They are gram positive filamentous bacteria. They are typically anaerobic or microaerophilic, hence surviving as commensal in oral cavity, gastrointestinal tract and female genital tract. In fact, oral colonization has been shown to occur in 97% of infants by 2 years of age [12]. No known natural source or natural habitat is known besides human beings and animals.

They can acquire pathogenicity after invasion of tissues. They are known to enter tissues with any mucosal breach due to dental procedures, oral surgery [3], after inflammatory diseases of gastrointestinal tract including diverticulitis, appendicitis and intestinal perforation, and post surgery [4-6] or long standing intrauterine contraceptive devices [2]. Foreign bodies such as fish bone [1], IUCD's [2] have been reported to facilitate infection.

Infection is usually chronic and slowly progressive. Due to its infiltrating nature, it causes a dense desmoplastic reaction in the surrounding tissue. It slowly grows by contiguous spread ignoring anatomical planes.

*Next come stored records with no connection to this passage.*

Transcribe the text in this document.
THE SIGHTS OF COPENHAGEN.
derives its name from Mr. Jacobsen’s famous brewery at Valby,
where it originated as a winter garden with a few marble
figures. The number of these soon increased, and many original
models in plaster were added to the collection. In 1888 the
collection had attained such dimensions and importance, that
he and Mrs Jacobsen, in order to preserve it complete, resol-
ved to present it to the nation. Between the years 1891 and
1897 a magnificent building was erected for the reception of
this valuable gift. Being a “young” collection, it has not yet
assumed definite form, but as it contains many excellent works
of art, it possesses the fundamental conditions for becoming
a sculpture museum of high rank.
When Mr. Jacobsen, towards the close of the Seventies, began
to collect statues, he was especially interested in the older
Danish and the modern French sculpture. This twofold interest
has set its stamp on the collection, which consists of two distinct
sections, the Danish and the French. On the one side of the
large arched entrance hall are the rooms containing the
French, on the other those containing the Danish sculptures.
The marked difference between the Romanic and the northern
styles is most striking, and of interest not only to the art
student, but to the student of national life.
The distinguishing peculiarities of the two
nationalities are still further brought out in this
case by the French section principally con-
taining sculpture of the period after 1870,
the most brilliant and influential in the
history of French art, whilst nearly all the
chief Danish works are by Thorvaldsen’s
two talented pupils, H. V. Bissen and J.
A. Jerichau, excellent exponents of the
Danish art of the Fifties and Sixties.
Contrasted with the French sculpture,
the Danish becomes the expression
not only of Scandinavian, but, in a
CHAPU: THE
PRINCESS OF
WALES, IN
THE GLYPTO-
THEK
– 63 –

With further growth, the center of the infection site liquefies to become purulent material.

Indurated lesions are more apparent in abdominal or cervicofacial locations as compared with pulmonary or central nervous system (CNS) lesions. Sinus tracts might form to the skin or surrounding viscera due to its infiltrative nature.

Microscopically, ‘sulfur granules’ are the hallmark of the disease. They consist of a conglomeration of filamentous bacteria. The filaments are better visualized at the margins of these granules. The surrounding tissues show dense inflammatory infiltrates of neutrophils, lymphocytes and foamy macrophages.

Clinical presentation

Actinomycosis can involve any tissue of the body, but clinical patterns can be classified broadly into 6 categories in the order of frequency: Oro-cervicofacial (55%) [4], abdominopelvic (20%) [4, 11], thoracic (15%) [13], rarely CNS, musculoskeletal and disseminated actinomycosis.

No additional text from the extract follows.